Mahmut Akengin m ali bey, haklısınız türkiye değişiyor ama bizler kafayı kuma sokmuş görmüyoruz! peki siz ne görüyorsunuz savaş uçaklarının halkı bombaladığınımı, uyduruk bir dilekçe ve uyduruk bir gizli tanıkla önüne gelenin zindanlara tıkandığını mı? asyayayı hristiyanlaştırma görevi üstlenen fetoş ve erdoğanın adını ağzına alanın zindanlara tıkandığını mı? devlet açık seçik katlettiği hrant dink davasının kararınımı? 9 yaşında taş atan çocuğa terorist ve örgütün adamı deyip, hrantın katillerini neredeyse zemzem suyuyla yıkama kalkan devletimi? saysam günlerce ve sayfalarca yazarım ve bir tanesine verecek cevabın yada cevabınız olmaz ama sahi siz ne görüyorsunuz bizim görmediğimiz bari gözümüze sokunda anlayalım? zulüme seyirci kalan '' dilsiz şeytan'' ımı yoksa ''haklının yanında olmayan hakkını ve insanlığını kaybetmişi'' mi ?
Mahmut Akengin hala ecek ıcak ! çıraklık, ustalık, kalfalık yetmedi hala ıcak ecek acak bizim görmediğimiz bu olmalı!

M'Ali Uzun Mahmut bey Anter Anter haberine bile yayın organlarınız sansür uyguluyor. Bakın Anter Anter ne diyor;"Havaalanında polislerin yanına doğru yaklaştığını belirten Anter, "Önce suratsız adamlar gelip üzerime çökecekler, kaba saba konuşacaklar sandım. Ama yanıma gelip, 'Hoşgeldiniz' dediler. Çok şaşırdım. Türkiye'de bu kadar çok şeyin değiştiğine rüyamda görsem inanmazdım" dedi.

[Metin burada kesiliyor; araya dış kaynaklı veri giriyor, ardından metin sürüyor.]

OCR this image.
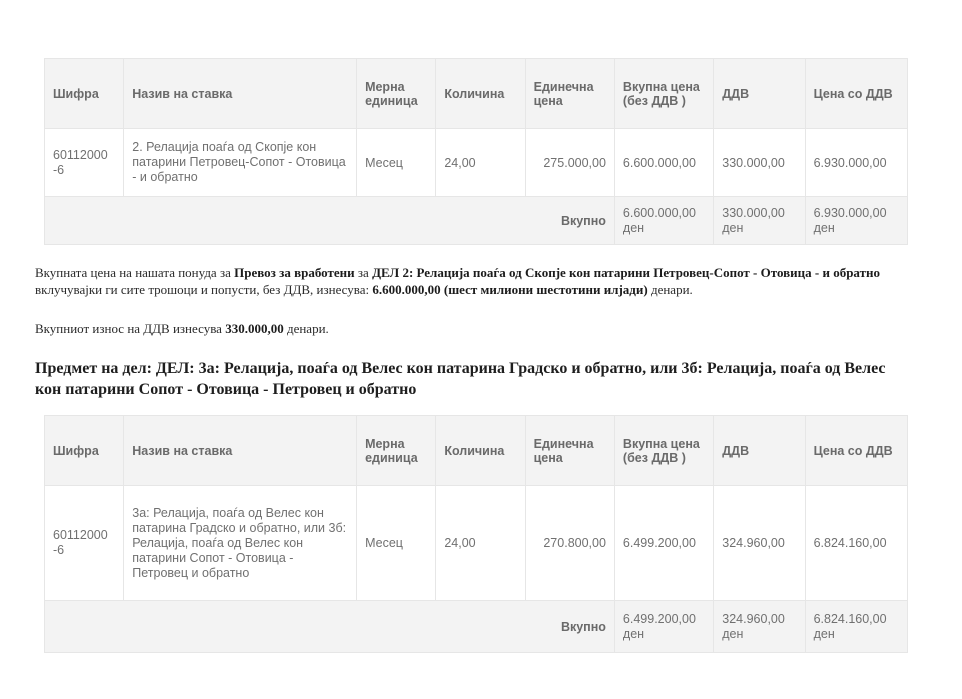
Шифра	Назив на ставка	Мерна единица	Количина	Единечна цена	Вкупна цена (без ДДВ )	ДДВ	Цена со ДДВ

60112000 -6	2. Релација поаѓа од Скопје кон патарини Петровец-Сопот - Отовица - и обратно	Месец	24,00	275.000,00	6.600.000,00	330.000,00	6.930.000,00
Вкупно					6.600.000,00 ден	330.000,00 ден	6.930.000,00 ден
Вкупната цена на нашата понуда за Превоз за вработени за ДЕЛ 2: Релација поаѓа од Скопје кон патарини Петровец-Сопот - Отовица - и обратно вклучувајки ги сите трошоци и попусти, без ДДВ, изнесува: 6.600.000,00 (шест милиони шестотини илјади) денари.
Вкупниот износ на ДДВ изнесува 330.000,00 денари.
Предмет на дел: ДЕЛ: 3а: Релација, поаѓа од Велес кон патарина Градско и обратно, или 3б: Релација, поаѓа од Велес кон патарини Сопот - Отовица - Петровец и обратно
Шифра	Назив на ставка	Мерна единица	Количина	Единечна цена	Вкупна цена (без ДДВ )	ДДВ	Цена со ДДВ

60112000 -6	3а: Релација, поаѓа од Велес кон патарина Градско и обратно, или 3б: Релација, поаѓа од Велес кон патарини Сопот - Отовица - Петровец и обратно	Месец	24,00	270.800,00	6.499.200,00	324.960,00	6.824.160,00
Вкупно					6.499.200,00 ден	324.960,00 ден	6.824.160,00 ден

Siz Örgütün vesayetindeki yayıorganlarını okumaya devam ederseniz Türkiyede hiçbir şey değişmedi demeğe devam edersiniz. Gerçekten değişmemiş olsaydı "kirli savaşa" rağmen Kürt halkının yanındaki duruşuma devam ederdim. 1990 larda Kürtlere karşı yoketme,asimilasyon ve işkenceyi her ortamda eleştirmiş bir insanım. Ama bu gün Silahlı mücadeleye devam etmek demek, Diyarbekir Cezaevinin mimarlarına hizmet anlamına gelmektedir.Siz bunu maalesef göremiyorsunuz. O dönemde barışı istemeyen Gladioydu,Jitemdi. Bu gün bu işlevi Kandil yürütüyor.